Hadoop 3.x uses different default ports. Update core-site.xml, hdfs-site.xml, and any clients pointing to old ports:

Old → New port mappings:

NameNode RPC:       8020  → 9000 (or keep 8020 with explicit config)
NameNode Web UI: 50070 → 9870
Secondary NN: 50090 → 9868
DataNode Web UI: 50075 → 9864
DataNode transfer: 50010 → 9866
DataNode IPC: 50020 → 9867

Update core-site.xml if using the old port:

<property>
<name>fs.defaultFS</name>
<value>hdfs://namenode-host:9000</value>
</property>

Step 5: Finalize the Upgrade

Once you've validated that everything is working correctly, finalize the upgrade to reclaim the space used by the previous/ layout backup:

hdfs dfsadmin -finalizeUpgrade

Warning: After finalization, rollback is no longer possible.
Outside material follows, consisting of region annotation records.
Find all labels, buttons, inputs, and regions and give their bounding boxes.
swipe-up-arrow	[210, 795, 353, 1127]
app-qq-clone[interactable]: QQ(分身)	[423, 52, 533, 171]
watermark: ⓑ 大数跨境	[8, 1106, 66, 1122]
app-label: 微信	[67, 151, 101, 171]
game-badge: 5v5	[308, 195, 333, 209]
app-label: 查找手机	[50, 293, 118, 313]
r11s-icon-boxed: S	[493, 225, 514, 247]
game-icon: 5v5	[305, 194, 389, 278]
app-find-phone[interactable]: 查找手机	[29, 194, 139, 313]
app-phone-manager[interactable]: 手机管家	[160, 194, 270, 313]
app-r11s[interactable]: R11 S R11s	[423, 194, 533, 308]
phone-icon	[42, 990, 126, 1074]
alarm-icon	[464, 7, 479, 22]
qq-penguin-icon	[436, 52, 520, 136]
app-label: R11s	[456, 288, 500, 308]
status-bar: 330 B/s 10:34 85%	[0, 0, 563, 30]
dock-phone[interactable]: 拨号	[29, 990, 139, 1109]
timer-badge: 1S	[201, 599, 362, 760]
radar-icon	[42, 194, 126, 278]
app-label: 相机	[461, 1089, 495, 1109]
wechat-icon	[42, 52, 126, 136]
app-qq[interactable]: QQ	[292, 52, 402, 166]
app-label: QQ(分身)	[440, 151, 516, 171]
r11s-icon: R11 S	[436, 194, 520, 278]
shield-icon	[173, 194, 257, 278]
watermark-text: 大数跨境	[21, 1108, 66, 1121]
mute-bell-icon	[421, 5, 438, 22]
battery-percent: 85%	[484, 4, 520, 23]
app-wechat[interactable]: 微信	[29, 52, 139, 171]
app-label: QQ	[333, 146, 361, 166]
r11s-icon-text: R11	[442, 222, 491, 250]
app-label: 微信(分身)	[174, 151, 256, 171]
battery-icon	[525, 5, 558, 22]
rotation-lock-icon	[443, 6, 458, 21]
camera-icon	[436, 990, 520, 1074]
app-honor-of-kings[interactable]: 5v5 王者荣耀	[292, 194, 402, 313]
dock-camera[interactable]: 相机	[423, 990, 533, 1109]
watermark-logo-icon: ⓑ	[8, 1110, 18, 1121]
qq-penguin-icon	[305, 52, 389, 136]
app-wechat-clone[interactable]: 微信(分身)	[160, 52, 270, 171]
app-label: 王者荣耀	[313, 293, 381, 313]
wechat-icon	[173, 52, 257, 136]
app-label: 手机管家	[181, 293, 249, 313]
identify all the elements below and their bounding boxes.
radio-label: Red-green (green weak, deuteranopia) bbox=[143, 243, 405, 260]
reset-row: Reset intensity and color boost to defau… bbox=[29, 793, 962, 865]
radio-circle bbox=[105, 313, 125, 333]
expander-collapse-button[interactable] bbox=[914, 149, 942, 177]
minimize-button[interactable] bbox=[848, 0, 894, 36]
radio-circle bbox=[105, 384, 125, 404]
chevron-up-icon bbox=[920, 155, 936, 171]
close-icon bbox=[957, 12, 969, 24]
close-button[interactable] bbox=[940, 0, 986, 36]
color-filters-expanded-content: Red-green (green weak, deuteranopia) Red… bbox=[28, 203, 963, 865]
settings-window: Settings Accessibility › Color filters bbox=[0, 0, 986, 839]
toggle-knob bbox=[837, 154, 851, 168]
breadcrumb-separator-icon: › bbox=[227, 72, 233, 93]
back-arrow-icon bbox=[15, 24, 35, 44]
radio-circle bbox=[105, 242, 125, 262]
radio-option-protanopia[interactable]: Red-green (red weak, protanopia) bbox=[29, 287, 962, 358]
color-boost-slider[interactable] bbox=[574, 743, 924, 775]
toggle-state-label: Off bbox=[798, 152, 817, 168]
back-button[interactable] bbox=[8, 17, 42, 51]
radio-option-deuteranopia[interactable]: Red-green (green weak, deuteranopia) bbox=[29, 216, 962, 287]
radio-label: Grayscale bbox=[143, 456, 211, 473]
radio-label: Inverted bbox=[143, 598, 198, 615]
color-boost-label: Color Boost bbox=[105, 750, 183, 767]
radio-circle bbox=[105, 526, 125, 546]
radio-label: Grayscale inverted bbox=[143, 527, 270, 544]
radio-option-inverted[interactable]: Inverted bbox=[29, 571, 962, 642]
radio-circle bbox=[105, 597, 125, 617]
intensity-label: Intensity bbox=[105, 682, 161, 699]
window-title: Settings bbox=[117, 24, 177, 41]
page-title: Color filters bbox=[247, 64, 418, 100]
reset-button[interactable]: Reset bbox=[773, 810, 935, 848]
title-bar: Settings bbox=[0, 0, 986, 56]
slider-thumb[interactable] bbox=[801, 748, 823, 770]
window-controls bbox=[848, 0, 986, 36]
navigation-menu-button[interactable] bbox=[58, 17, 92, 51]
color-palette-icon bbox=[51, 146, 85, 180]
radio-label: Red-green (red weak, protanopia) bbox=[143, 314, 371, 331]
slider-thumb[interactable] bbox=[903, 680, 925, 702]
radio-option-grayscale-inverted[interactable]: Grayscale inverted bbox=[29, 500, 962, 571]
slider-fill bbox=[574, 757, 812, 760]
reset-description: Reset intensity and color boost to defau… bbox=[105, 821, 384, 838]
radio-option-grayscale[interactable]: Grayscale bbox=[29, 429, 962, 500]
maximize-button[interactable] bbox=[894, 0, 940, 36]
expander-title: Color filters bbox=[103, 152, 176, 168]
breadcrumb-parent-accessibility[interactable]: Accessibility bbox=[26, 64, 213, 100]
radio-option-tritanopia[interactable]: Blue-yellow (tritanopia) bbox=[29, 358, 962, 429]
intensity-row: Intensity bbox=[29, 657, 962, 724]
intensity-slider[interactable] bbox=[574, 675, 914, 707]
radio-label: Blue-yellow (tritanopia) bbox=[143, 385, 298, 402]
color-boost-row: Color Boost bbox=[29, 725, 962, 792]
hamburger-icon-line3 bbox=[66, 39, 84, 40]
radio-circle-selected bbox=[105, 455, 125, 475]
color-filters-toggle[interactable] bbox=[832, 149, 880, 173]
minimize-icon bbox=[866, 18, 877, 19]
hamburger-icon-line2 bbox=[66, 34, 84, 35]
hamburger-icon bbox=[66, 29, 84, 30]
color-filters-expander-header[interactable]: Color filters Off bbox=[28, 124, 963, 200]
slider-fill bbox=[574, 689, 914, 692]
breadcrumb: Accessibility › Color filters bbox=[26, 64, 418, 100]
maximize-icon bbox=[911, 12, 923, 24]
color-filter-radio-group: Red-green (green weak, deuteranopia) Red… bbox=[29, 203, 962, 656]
Rollback Procedure (if needed)

If you encounter critical issues before finalization:

stop-dfs.sh
hdfs namenode -rollback
start-dfs.sh

This reverts the NameNode metadata to the Hadoop 2.x layout. DataNodes also need to be rolled back with the 2.x binaries.


Common Upgrade Issues

Shell Script Changes

Hadoop 3.x reworked the shell scripts. Commands like hadoop-daemon.sh are deprecated in favor of:

# Old (2.x)
hadoop-daemon.sh start datanode
# New (3.x)
hdfs --daemon start datanode

Classpath Changes

Third-party tools (Hive, HBase, Spark) that relied on Hadoop's classpath may need updated versions compatible with Hadoop 3.x. Check each ecosystem component's compatibility matrix.

YARN Timeline Service v2

YARN Timeline Service v2 requires HBase as a backend. If you relied on Timeline Service v1, plan the HBase deployment before enabling v2:

<!-- yarn-site.xml -->
<property>
<name>yarn.timeline-service.version</name>
<value>2.0f</value>
</property>

Post-Upgrade Verification

# Verify HDFS health
hdfs dfsadmin -report
hdfs fsck / -summary

# Check YARN cluster
yarn node -list
yarn application -list

# Run a test job
hadoop jar $HADOOP_HOME/share/hadoop/mapreduce/hadoop-mapreduce-examples-*.jar pi 10 100

A successful Pi estimation job confirms that HDFS and YARN are both operational end-to-end.


Summary

PhaseAction
Pre-upgradeBackup metadata, check Java 8+, audit ports
Step 1Save namespace, stop services, upgrade NameNode
Step 2Roll DataNodes one at a time
Step 3Roll ResourceManager and NodeManagers
Step 4Update config files for new default ports
Step 5Finalize upgrade (reclaims rollback space)

Upgrading Hadoop 2 to 3 is operationally straightforward when done in order. The biggest surprises tend to come from port changes and ecosystem tool compatibility — audit those before you start and the rest is mechanical.